Recently, researchers from Washington State University reported “breaking” research that found that cannabis use alters eating behaviors, findings which they claim may lead to treatments for appetite loss in chronic illness.
The study exposed rats to cannabis vapor to assess how the drug affects appetite and triggers hunger hormones. When the rats were forced to inhale cannabis, their brains released a flow of ghrelin, the hunger hormone, which stimulated their appetites and triggered them to eat. The researchers conducted this study in hopes that it would lead to new treatments for illness-induced appetite loss that is common in many chronic illnesses like cancer and HIV/AIDS.
Not only is this research inefficient and unethical, it’s utterly insignificant. Animal research does not translate to knowledge about humans. Not only that, but we already know that, when exposed to cannabis, a human’s hypothalamus triggers the release of ghrelin, which stimulates the appetite. This isn’t new science; this is another example of researchers taking advantage of animals who aren’t protected by the Animal Welfare Act.
Unfortunately, studies of this type aren’t isolated events. In 2017, the National Institutes of Health (NIH) supported 330 cannabinoid research projects totaling almost $140 million. Many of these studies involved the use of animals for experimentation, including mice, rats, dogs, and non-human primates. It’s common in these studies that, after being trapped inside inhalation chambers, the animals are killed so that researchers can extract the animal’s organs (typically the brain) to study more closely.
There are currently 30 states where cannabis is available for use as a therapeutic agent and nine that have approved cannabis for recreational use. With cannabis policy shifting, the number of studies and amount of funding dedicated to scientific research in this area will increase. However, that doesn’t mean animals have to suffer. There are numerous humane and human-relevant alternatives that can be used to address the current research gaps.

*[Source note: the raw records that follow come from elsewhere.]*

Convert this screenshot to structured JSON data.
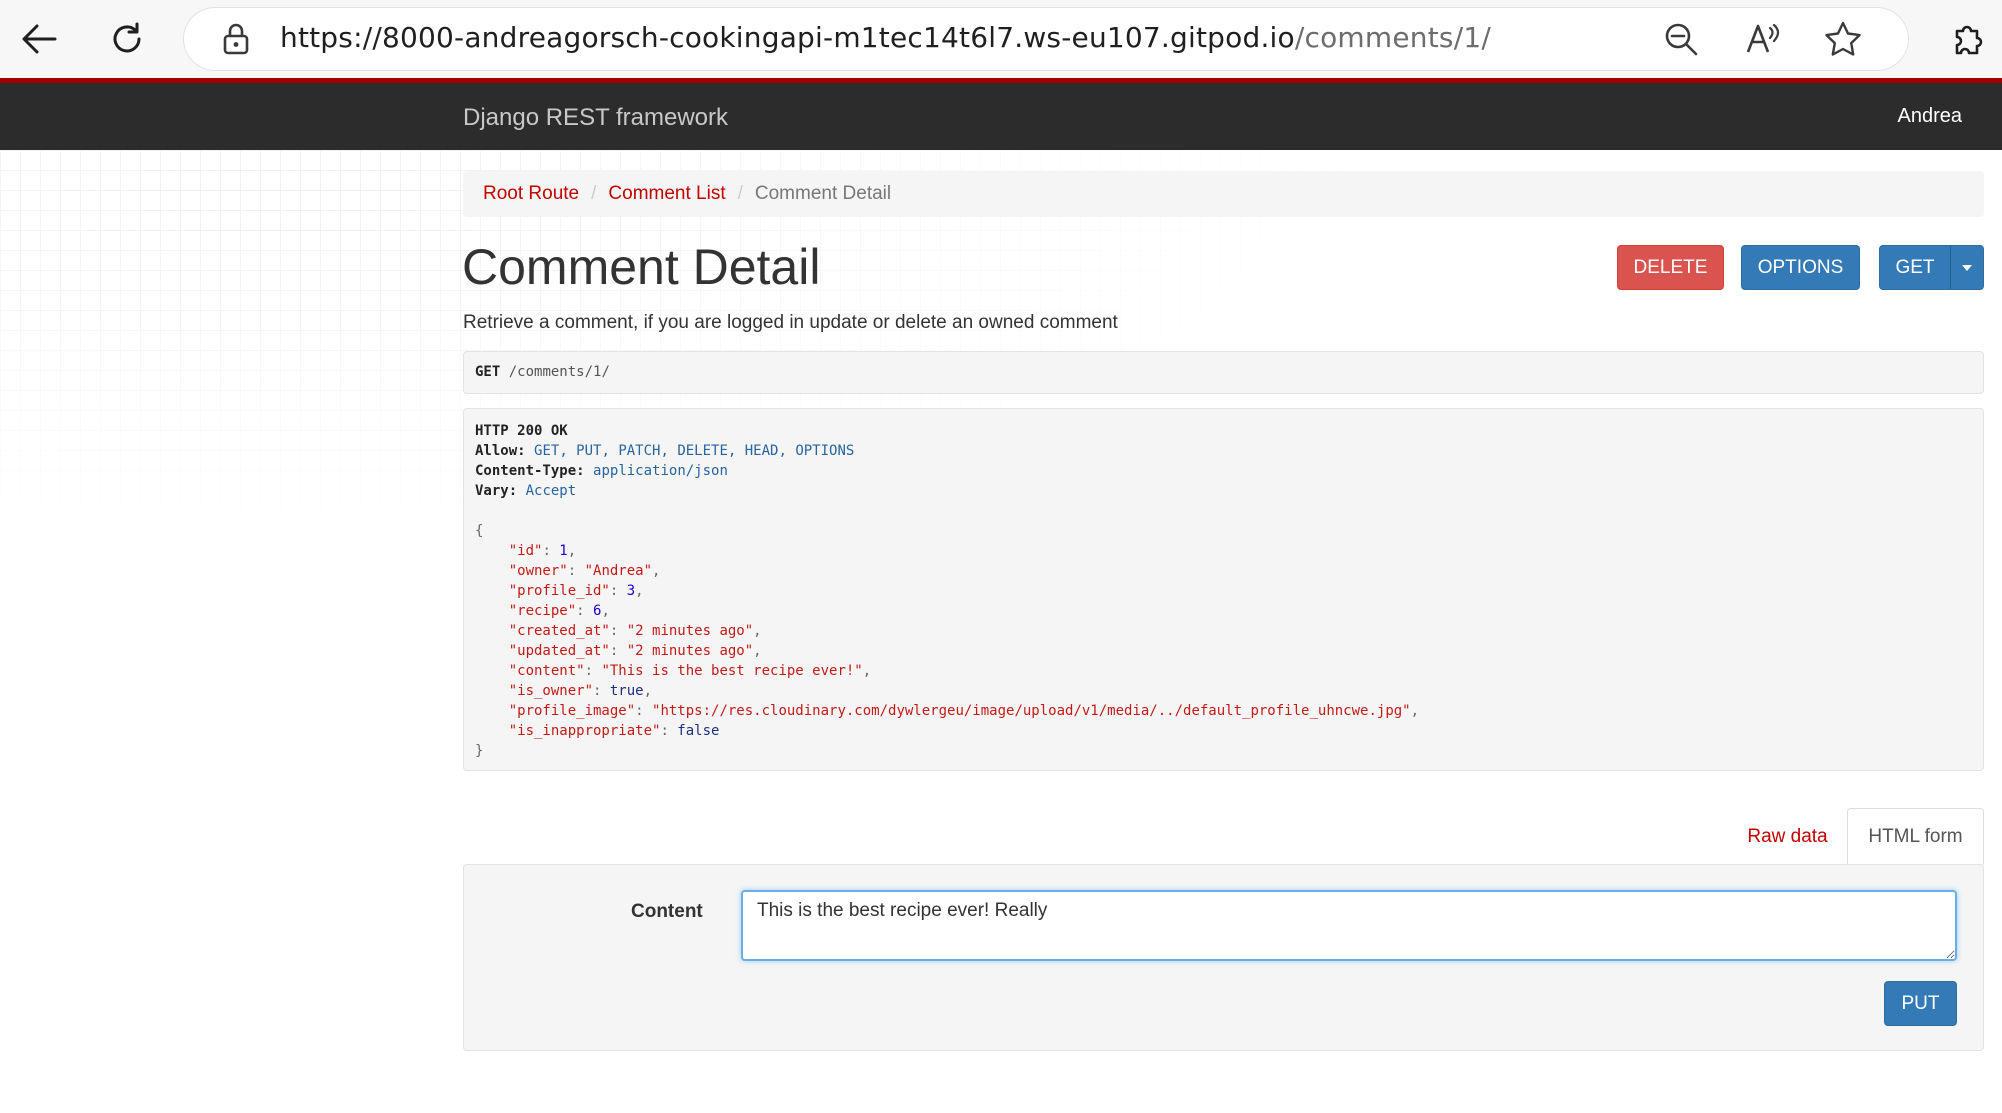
{
  "browser": {
    "url_host": "https://8000-andreagorsch-cookingapi-m1tec14t6l7.ws-eu107.gitpod.io",
    "url_path": "/comments/1/",
    "icons": [
      "back-arrow-icon",
      "refresh-icon",
      "lock-icon",
      "zoom-out-icon",
      "read-aloud-icon",
      "favorite-star-icon",
      "extensions-icon"
    ]
  },
  "navbar": {
    "brand": "Django REST framework",
    "user": "Andrea",
    "bg_color": "#2c2c2c",
    "accent_color": "#a30000"
  },
  "breadcrumb": [
    {
      "label": "Root Route",
      "active": false
    },
    {
      "label": "Comment List",
      "active": false
    },
    {
      "label": "Comment Detail",
      "active": true
    }
  ],
  "page": {
    "title": "Comment Detail",
    "description": "Retrieve a comment, if you are logged in update or delete an owned comment"
  },
  "actions": {
    "delete_label": "DELETE",
    "options_label": "OPTIONS",
    "get_label": "GET"
  },
  "request": {
    "method": "GET",
    "path": "/comments/1/"
  },
  "response": {
    "status_line": "HTTP 200 OK",
    "headers": [
      {
        "key": "Allow",
        "value": "GET, PUT, PATCH, DELETE, HEAD, OPTIONS"
      },
      {
        "key": "Content-Type",
        "value": "application/json"
      },
      {
        "key": "Vary",
        "value": "Accept"
      }
    ],
    "body": [
      {
        "key": "id",
        "value": "1",
        "type": "num"
      },
      {
        "key": "owner",
        "value": "\"Andrea\"",
        "type": "str"
      },
      {
        "key": "profile_id",
        "value": "3",
        "type": "num"
      },
      {
        "key": "recipe",
        "value": "6",
        "type": "num"
      },
      {
        "key": "created_at",
        "value": "\"2 minutes ago\"",
        "type": "str"
      },
      {
        "key": "updated_at",
        "value": "\"2 minutes ago\"",
        "type": "str"
      },
      {
        "key": "content",
        "value": "\"This is the best recipe ever!\"",
        "type": "str"
      },
      {
        "key": "is_owner",
        "value": "true",
        "type": "lit"
      },
      {
        "key": "profile_image",
        "value": "\"https://res.cloudinary.com/dywlergeu/image/upload/v1/media/../default_profile_uhncwe.jpg\"",
        "type": "str"
      },
      {
        "key": "is_inappropriate",
        "value": "false",
        "type": "lit"
      }
    ]
  },
  "tabs": {
    "raw_label": "Raw data",
    "html_label": "HTML form",
    "active": "HTML form"
  },
  "form": {
    "content_label": "Content",
    "content_value": "This is the best recipe ever! Really",
    "submit_label": "PUT"
  }
}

In 2017, the National Academy of Sciences (NAS) conducted an extensive review of the current evidence regarding the health effects of using cannabis and cannabis-derived products. In its report, The Health Effects of Cannabis and Cannabinoids: The Current State of Evidence and Recommendations for Research, the committee presents nearly a hundred research conclusions and outlines recommendations to improve future cannabis research. The report concludes that there is limited evidence that cannabis is effective at increasing appetite and decreasing weight loss associated with HIV/AIDS and insufficient evidence that cannabis is an effective treatment for cancer-associated anorexia nervosa.
The NAS committee formulated recommendations to improve the quality and advancement of cannabis research. The experts endorse prioritizing a research agenda to support the investigation of the long- and short-term health effects of cannabis use, using human clinical and epidemiological studies. They also recommend the development of novel diagnostic technologies that permit rapid, accurate, and noninvasive assessment of cannabis exposure. This report demonstrates the need for more human-based research (such as this report) in order to advance our knowledge of cannabis.
Opportunely, other researchers have identified the benefits of conducting more efficient research in humans. According to ClinicalTrials.gov, there are 437 and 732 current or recently concluded human clinical and observational studies in the United States and worldwide, respectively, investigating cannabis. These types of studies use human volunteers who consent to participate in research in order to make advancements in medical knowledge.
With technology continuously advancing, there is no justification to explain the use of animals to study human diseases. The research at Washington State University that used animals to study how brain changes from cannabis exposure are responsible for changes in eating behavior could have been done with human volunteers. Advanced neuroimaging techniques like functional magnetic resonance imaging (fMRI), magnetoencephalography (MEG), and positron emission tomography (PET) are able to reveal functional brain activity in response to stimuli, including peripheral signals with central effects (like ghrelin).
With cannabis studies on the rise, researchers and funding bodies must prioritize the use of humans and human-based methods for more promising scientific research.